La complémentarité entre avocats et CPI offre ainsi au client une expertise exhaustive et intégrée. Les avocats et les CPI travaillent de concert pour élaborer des stratégies légales et techniques qui, non seulement, garantissent la protection adéquate des droits de propriété intellectuelle du client, mais permettent aussi d’anticiper et de résoudre les défis potentiels qui pourraient survenir. « Nos clients sont de plus en plus nombreux à faire appel à nous en raison de cette collaboration synergique entre CPI et avocats, qui favorise des solutions et stratégies innovantes. Une équipe pluridisciplinaire apporte des solutions souvent novatrices et assure une défense et une protection solide notamment sur des dossiers complexes » confirme Caroline Casalonga.

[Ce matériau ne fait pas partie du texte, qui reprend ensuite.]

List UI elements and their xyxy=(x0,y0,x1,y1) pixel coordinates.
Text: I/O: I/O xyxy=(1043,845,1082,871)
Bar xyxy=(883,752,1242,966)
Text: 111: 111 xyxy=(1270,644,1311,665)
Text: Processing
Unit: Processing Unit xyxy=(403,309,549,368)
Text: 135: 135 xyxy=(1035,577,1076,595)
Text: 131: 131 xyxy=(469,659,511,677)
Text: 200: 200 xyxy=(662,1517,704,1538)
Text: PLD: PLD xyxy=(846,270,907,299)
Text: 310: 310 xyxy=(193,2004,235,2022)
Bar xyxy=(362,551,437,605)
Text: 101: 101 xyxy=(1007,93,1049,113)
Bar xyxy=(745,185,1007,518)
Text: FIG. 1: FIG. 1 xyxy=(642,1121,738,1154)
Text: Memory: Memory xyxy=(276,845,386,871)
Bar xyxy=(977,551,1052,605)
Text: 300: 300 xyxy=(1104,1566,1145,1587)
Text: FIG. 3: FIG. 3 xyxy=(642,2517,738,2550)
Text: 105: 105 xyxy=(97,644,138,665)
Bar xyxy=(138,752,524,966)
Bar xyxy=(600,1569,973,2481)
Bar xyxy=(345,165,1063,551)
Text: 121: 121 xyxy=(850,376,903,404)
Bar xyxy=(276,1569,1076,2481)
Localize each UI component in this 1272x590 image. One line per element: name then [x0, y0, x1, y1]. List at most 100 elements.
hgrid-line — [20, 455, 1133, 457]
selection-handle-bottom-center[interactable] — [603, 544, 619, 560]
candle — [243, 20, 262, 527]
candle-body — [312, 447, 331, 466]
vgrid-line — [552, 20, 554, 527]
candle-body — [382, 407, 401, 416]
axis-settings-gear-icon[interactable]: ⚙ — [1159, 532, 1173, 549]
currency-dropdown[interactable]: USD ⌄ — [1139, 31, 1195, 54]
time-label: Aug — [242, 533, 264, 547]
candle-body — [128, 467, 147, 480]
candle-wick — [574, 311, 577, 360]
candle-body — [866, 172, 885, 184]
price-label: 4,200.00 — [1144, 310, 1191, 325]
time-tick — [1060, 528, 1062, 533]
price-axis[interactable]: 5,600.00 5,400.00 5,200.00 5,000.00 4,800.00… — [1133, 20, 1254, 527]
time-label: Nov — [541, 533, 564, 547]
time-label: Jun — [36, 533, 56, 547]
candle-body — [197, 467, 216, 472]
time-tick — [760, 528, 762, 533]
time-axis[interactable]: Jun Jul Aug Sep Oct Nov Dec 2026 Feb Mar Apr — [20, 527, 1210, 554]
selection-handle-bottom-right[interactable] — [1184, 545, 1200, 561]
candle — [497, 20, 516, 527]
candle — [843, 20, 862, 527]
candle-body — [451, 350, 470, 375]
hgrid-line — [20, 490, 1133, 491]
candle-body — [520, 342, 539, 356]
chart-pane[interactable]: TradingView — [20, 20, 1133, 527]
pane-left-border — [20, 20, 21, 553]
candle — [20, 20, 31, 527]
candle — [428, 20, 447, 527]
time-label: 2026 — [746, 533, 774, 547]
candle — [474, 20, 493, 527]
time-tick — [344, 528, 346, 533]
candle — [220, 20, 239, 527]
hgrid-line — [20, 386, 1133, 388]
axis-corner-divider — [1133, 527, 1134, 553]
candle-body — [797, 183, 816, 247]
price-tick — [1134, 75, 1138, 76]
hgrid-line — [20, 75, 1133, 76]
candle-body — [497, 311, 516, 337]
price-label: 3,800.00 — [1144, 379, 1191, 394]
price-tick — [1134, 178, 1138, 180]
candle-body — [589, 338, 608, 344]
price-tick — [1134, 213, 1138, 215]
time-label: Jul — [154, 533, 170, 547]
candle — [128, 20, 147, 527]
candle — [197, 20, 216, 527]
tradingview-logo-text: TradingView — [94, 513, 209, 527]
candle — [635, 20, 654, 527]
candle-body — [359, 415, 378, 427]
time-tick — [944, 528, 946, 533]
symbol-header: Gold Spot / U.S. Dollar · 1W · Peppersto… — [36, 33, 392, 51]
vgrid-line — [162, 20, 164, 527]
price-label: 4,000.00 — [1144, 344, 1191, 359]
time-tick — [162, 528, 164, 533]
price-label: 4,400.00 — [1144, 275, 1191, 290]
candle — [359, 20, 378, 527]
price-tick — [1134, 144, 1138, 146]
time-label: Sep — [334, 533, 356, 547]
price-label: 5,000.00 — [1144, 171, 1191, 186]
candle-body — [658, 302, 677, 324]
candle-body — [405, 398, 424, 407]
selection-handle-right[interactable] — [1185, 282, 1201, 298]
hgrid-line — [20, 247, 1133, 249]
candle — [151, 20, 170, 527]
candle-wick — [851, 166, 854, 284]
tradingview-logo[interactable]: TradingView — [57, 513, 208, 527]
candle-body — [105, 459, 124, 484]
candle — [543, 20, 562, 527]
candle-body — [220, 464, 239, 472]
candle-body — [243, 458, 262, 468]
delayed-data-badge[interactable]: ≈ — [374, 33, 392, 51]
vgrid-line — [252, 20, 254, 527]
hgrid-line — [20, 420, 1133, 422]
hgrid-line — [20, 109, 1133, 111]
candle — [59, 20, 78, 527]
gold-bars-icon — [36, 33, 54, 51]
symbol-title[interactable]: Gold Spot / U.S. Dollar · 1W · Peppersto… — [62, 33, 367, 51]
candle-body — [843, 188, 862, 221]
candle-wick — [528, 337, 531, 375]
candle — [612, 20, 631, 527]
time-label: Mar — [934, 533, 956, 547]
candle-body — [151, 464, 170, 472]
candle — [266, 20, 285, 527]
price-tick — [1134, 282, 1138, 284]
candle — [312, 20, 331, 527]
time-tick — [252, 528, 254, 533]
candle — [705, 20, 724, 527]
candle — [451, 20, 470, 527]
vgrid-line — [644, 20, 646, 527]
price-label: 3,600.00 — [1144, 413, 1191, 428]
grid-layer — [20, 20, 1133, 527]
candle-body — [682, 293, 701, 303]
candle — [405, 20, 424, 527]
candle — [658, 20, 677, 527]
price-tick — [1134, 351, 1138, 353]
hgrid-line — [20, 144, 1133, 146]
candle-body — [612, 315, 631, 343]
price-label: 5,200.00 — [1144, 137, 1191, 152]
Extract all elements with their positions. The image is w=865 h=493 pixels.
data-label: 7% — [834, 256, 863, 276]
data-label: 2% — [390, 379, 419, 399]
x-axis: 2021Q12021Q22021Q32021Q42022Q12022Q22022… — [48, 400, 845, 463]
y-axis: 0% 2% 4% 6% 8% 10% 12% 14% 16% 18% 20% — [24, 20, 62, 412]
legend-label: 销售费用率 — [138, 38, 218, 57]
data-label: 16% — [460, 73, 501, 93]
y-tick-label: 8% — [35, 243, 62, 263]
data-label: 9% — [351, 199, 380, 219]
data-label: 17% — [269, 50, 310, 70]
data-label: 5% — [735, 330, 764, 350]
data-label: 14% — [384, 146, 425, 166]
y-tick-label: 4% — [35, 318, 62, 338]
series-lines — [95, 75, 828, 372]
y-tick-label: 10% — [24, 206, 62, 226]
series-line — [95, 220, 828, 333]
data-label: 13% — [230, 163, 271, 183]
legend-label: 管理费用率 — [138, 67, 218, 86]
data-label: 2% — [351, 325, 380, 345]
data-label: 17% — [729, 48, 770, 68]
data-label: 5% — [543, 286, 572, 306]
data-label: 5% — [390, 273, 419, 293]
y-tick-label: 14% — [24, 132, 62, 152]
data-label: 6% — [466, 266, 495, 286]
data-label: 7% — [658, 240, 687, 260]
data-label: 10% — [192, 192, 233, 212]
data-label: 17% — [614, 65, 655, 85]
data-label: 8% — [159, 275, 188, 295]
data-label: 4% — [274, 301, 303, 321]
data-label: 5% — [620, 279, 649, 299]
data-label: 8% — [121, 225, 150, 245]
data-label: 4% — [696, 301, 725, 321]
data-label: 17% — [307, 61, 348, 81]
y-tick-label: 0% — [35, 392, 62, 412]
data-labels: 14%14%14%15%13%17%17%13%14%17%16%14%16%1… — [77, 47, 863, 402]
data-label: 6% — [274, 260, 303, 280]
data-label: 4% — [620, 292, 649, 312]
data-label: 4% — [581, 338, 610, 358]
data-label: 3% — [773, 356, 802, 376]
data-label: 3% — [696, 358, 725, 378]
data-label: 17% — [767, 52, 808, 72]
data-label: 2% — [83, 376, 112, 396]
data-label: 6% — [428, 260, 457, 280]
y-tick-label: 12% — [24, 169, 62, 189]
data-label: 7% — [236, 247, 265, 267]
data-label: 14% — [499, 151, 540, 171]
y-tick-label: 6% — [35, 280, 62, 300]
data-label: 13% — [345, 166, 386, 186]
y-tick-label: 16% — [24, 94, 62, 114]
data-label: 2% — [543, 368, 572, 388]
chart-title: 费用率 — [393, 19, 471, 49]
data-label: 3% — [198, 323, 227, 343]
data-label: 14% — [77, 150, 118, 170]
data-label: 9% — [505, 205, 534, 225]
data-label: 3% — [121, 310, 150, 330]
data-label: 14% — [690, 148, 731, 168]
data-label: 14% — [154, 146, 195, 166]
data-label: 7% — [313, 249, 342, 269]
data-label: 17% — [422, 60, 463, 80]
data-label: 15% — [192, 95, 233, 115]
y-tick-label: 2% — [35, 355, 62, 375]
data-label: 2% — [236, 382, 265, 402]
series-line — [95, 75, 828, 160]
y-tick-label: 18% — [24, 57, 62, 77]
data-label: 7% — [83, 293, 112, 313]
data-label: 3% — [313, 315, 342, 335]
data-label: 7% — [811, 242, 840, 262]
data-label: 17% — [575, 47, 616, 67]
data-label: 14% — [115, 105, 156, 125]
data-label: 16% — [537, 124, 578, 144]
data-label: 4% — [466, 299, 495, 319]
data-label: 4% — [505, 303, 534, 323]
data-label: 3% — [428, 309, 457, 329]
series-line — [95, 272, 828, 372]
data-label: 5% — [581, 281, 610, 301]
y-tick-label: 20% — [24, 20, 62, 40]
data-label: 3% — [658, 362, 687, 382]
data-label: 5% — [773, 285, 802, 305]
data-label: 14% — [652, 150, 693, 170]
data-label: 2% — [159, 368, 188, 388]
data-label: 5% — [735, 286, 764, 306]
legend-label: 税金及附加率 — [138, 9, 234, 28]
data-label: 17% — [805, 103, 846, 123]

L’interprofessionnalité se cultive
Si les métiers de CPI et d’avocat son éminemment complémentaires, le fait de travailler ensemble ne relève pas toujours de l’évidence. Conscients de l’importance de faciliter une interaction naturelle, le cabinet Casalonga a choisi de mixer ses équipes. CPI et Avocats partagent les mêmes bureaux, ce qui permet à l’avocat de solliciter en direct la vision de l’ingénieur et vice-versa. « Les équipes d’avocats et de CPI travaillent ensemble sur les contentieux brevets, mais il est essentiel de cultiver les interactions. Nous réunissons les équipes autour de points de jurisprudence. La nouvelle juridiction unifiée des brevets (JUB) a été l’occasion de réflexions et analyses communes particulièrement enrichissantes entre CPI et avocats » précise Caroline Casalonga. Conscients de l’importance de cultiver l’interprofessionnalité, les cabinets veillent ainsi à organiser des interactions « officielles » dans lesquelles chacun peut se nourrir de l’expertise de l’autre. « Au sein du cabinet, nous sommes tous montés en compétence grâce à notre implication transversale sur les dossiers avec notamment l’organisation d’ateliers sur des sujets transversaux. Ces échanges réguliers nous permettent d’être plus créatifs dans ce que nous proposons ensuite à nos clients » analyse Gaëlle Loinger-Benamran.
L’équilibre, maître mot
Une fois passées les contraintes d’organisation matérielle et déontologique, la SPE est appréciée comme un modèle puissant par ceux qui l’ont testé. « C’est extrêmement efficace, de parler d’une seule voix et de pouvoir interagir sur les dossiers » explique Gaëlle Loinger-Benamran. « Intendance, logistique, réflexion juridique, toutes les barrières sautent et l’on partage tout, de façon la plus équilibrée possible, en respectant l’indépendance de chacun et le secret professionnel évidemment, lorsqu’il n’est pas levé par le client ». L’équilibre est en effet le principal défi selon Caroline Casalonga : « La notion d’ego est forte chez les professions libérales. La réussite d’une SPE tient à l’équilibre entre les deux professions à tout point de vue, que ce soit en termes d’organisation, de rémunération, de représentativité, etc. Quand cet équilibre et trouvé, le cadre juridique de la SPE offre un réel enrichissement des compétences aux professionnels, une vraie force pour les clients et, pour les jeunes recrues, des perspectives stimulantes ».